Rischiano una condanna dai 7 ai 15 anni gli undici giornalisti accusati di “propaganda terroristica” e di “appartenenza a un gruppo terrorista”. Ma la loro unica “colpa” è quella di essere colleghi liberi e di lavorare in media curdi. A comparire oggi davanti aiu giudizi del Tribunale di Ankara, l’editore dell’agenzia di stampa Mezopotamya News Agency, Deniz Nazlım, il capo della redazione di Ankara della stessa testata e i redattori Berivan Altan , Selman Güzelyüz , Hakan Yalçın , Emrullah Acar , Ceylan Şahinli , Zemo Ağgöz. Sul banco degli imputati anche i giornalisti di JinNews Habibe Eren , Öznur Değer e l’ex stagista Mehmet Günhan.
Arrestati il 29 ottobre 2022 nell’ambito di un’inchiesta avviata dieci giorni prima dal procuratore capo di Ankara hanno saputo di cosa fossero accusati solo lo scorso 8 febbraio, quando sono stati depositati gli atti dell’indagine, un’ordinanza di oltre 210 pagine.
Nell’udienza di oggi, la prima del dibattimento, la pubblica accusa ha depositato le dichiarazioni di alcuni testimoni e i 129 articoli pubblicati su Mesopotamia News Agency e Fırat News Agency.
gli avvocati della difesa hanno potuto acquisire il fascicolo processuale solo il 17 febbraio, dopo che la richiesta di accesso agli atti essere stata approvata dal tribunale.
In Turchia la repressione nei confronti della stampa curda non si è mai fermata.
Ci sono state due operazioni con arresti di massa di giornalisti nel 2022, a giugno e a ottobre.
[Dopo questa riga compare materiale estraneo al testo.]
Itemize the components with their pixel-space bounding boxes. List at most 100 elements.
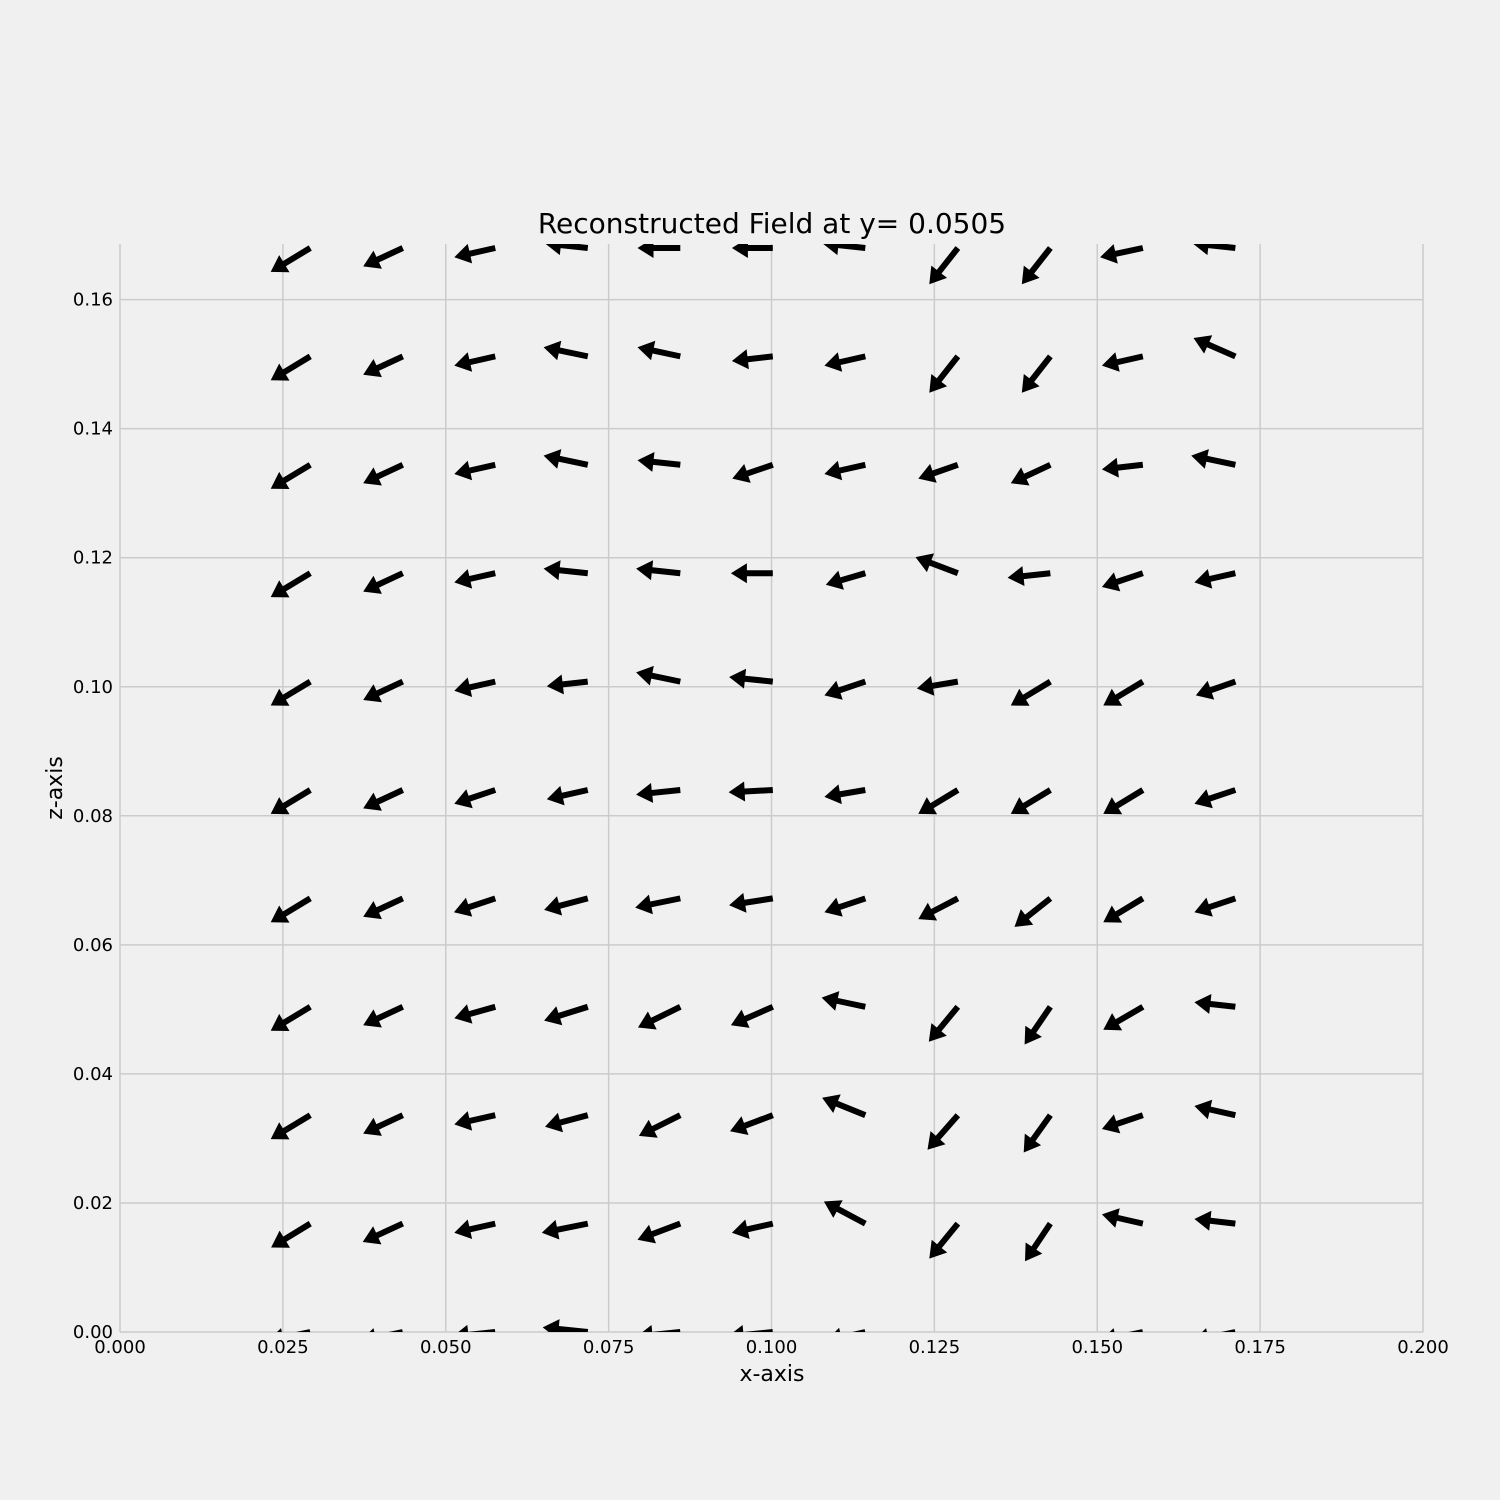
y-tick-label: 0.14 — [73, 419, 113, 440]
y-tick-label: 0.04 — [73, 1064, 113, 1085]
vector-arrow — [1103, 787, 1145, 815]
vector-arrow — [270, 353, 312, 381]
vector-arrow — [363, 895, 404, 920]
vector-arrow — [1101, 352, 1144, 372]
vector-arrow — [916, 676, 959, 696]
vector-arrow — [730, 1112, 774, 1135]
grid — [119, 244, 1424, 1333]
vector-arrow — [270, 245, 312, 273]
vector-arrow — [276, 1328, 311, 1332]
vector-arrow — [363, 1004, 404, 1028]
vector-arrow — [454, 677, 496, 697]
vector-arrow — [929, 246, 961, 285]
vector-arrow — [454, 569, 496, 589]
vector-arrow — [642, 1325, 681, 1332]
vector-arrow — [1194, 1210, 1236, 1231]
vector-arrow — [1193, 335, 1237, 360]
vector-arrow — [1194, 787, 1237, 809]
vector-arrow — [731, 349, 774, 370]
vector-arrow — [729, 668, 774, 689]
vector-arrow — [929, 1221, 961, 1259]
vector-arrow — [731, 244, 773, 258]
vector-arrow — [363, 570, 404, 594]
vector-arrow — [543, 449, 589, 469]
vector-arrow — [637, 1220, 682, 1244]
vector-arrow — [1194, 895, 1237, 917]
vector-arrow — [636, 783, 681, 803]
vector-arrow — [270, 1112, 312, 1140]
vector-arrow — [918, 787, 960, 815]
vector-arrow — [638, 1004, 682, 1030]
vector-arrow — [728, 781, 773, 802]
vector-arrow — [362, 1220, 404, 1245]
vector-arrow — [1103, 1004, 1145, 1031]
vector-arrow — [834, 1327, 866, 1332]
vector-arrow — [1193, 244, 1236, 256]
x-tick-labels: 0.000 0.025 0.050 0.075 0.100 0.125 0.150 0.175… — [94, 1337, 1449, 1358]
y-tick-label: 0.12 — [73, 548, 113, 569]
vector-arrow — [1101, 1208, 1144, 1228]
vector-arrow — [1109, 1328, 1143, 1332]
vector-arrow — [637, 244, 681, 258]
vector-arrow — [1010, 787, 1052, 815]
vector-arrow — [730, 563, 773, 584]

L’8 giugno a finire in carcere 20 lavoratori di media curdi per ordine della Procura di Diyarbakir (Amed), 16 dei quali sono tuttora in custodia cautelare senza che sia stata formulata nessuna accusa. Altri undici giornalisti sono stati prelevati con la forza dalle proprie abitazioni il 25 ottobre, nove dei quali si trovano nella prigione di Sincan ad Ankara.
Per tutti loro l’accusa è quella di essere membri del Partito dei Lavoratori del Kurdistan e dell’Unione delle Comunità del Kurdistan, considerati gruppi terroristici.
Durante l’udienza il procuratore ha presentato anche le “prove” delle accuse mosse agli imputati, tra cui le intercettazioni delle comunicazioni tra gli undici indagati, monitorate nel periodo tra febbraio e settembre 2021. Depositata anche la testimonianza di un “testimone segreto” elencata con il codice “k8ç4b3l1t5”. Una testimonianza di cui non si comprende l’utilità avendo il soggetto solo riferito di aver lavorato per l’agenzia di stampa Mesopotamia e JinNews.
Insomma, un processo che si basa – come tanti altri – sul nulla.